Female students are particularly opposed to this bill. Many women are terrified of firearms. Knowing some students (overwhelmingly male) are carrying firearms does not make them feel safer, but more vulnerable and less safe. They are correct in those feelings.
Some supporters of concealed firearms on campus say women would be safer because they could carry a firearm in their purse or backpack. That will not make them safer, but will put their lives in greater danger.
First, when under attack, good luck for a woman fishing a firearm out of her purse or backpack in time to defend herself. More than likely, if she gets it out at all, it will be dumped on the ground where the assailant, now royally ticked off, is more likely to get it and use it on her, than she is likely to use it successfully against her attacker.

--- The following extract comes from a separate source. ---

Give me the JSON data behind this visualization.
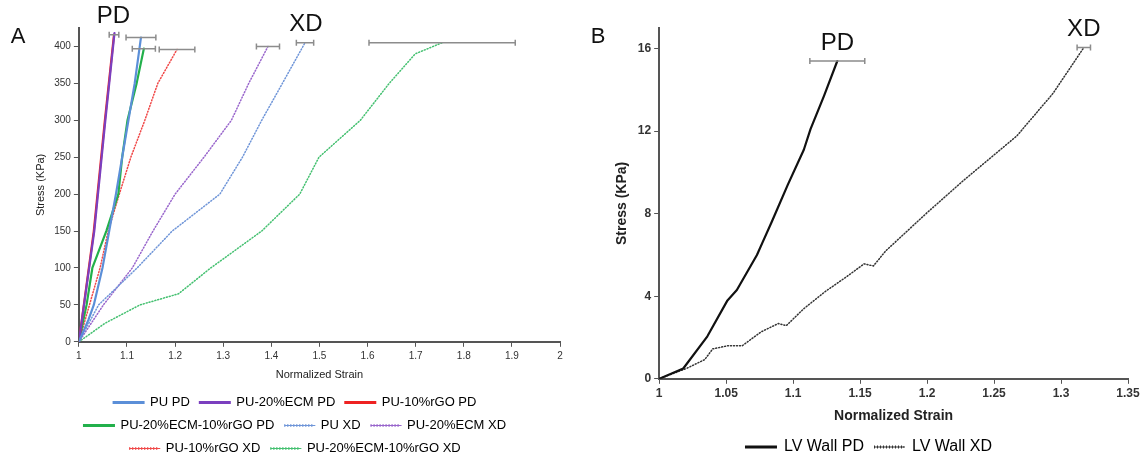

Even if she gets it out and into position where she could use it, there is the probability she will not be able to pull the trigger. For those who have not done it--and I really do not recommend anyone who has not to go out and try--taking a human life is not easy.
It is not unusual for soldiers in combat not to fire their weapon.
Even if she pulls the trigger, there is a low probability she will hit her target. When scared half to death, people with firearms, even those well trained in the use of firearms, are likely to spray rounds all over the place than place a round on target. Ask policemen who have been in a fire fight.
The recent shootout with the Boston bombers is an excellent example of police firing wildly. The brothers had one pistol; yet, over 250 shots were fired. That means the police were doing most of the shooting. Of those 250 rounds, fewer than 70 hit the car the brothers were hiding behind, and there weren’t 200 or so holes in the brothers. Where did the other rounds go? Most were fired wildly.
It now appears MTBA transit police officer Richard Donohue was shot by another policeman. During the shootout, the police were a greater danger to citizens and themselves than were the bombers.
Several years ago, a McAllen police officer was in my class. He recently had participated in a shootout at a residence. Pictures of the middle class home were shown on TV with bullet holes all over the front of the two story house. The officer was so unnerved by the obviously wild firing he decided to quit the force.
If police officers who take regular weapons training cannot use good fire discipline and place their rounds on or close to their target, what is the chance of someone with very limited firearms training, scared half to death, and being attacked putting a round on target? That is especially true given the fact the closer one human is to another, the more difficult it is to take human life, to pull the trigger.
So, our female students, even those who are carrying will not be more safe but will be less safe, as will be those around them. Just as crime data shows, people who have a firearm in their home are more likely to be killed in a burglary or an argument that escalates than people who do not have a firearm.
Now, put a firearm in the inexperienced hands of a 21 or 22 year old student in some kind of an attack situation. What is the likely outcome? It’s a lot like Daryl Royal used to say about throwing the football--three things can happen; two of them are bad.
Legislators who genuinely care about campus safety will kill this bill.
Samuel Freeman is a political science professor based in the Rio Grande Valley. His “Left is Right” columns appear regularly in the Guardian.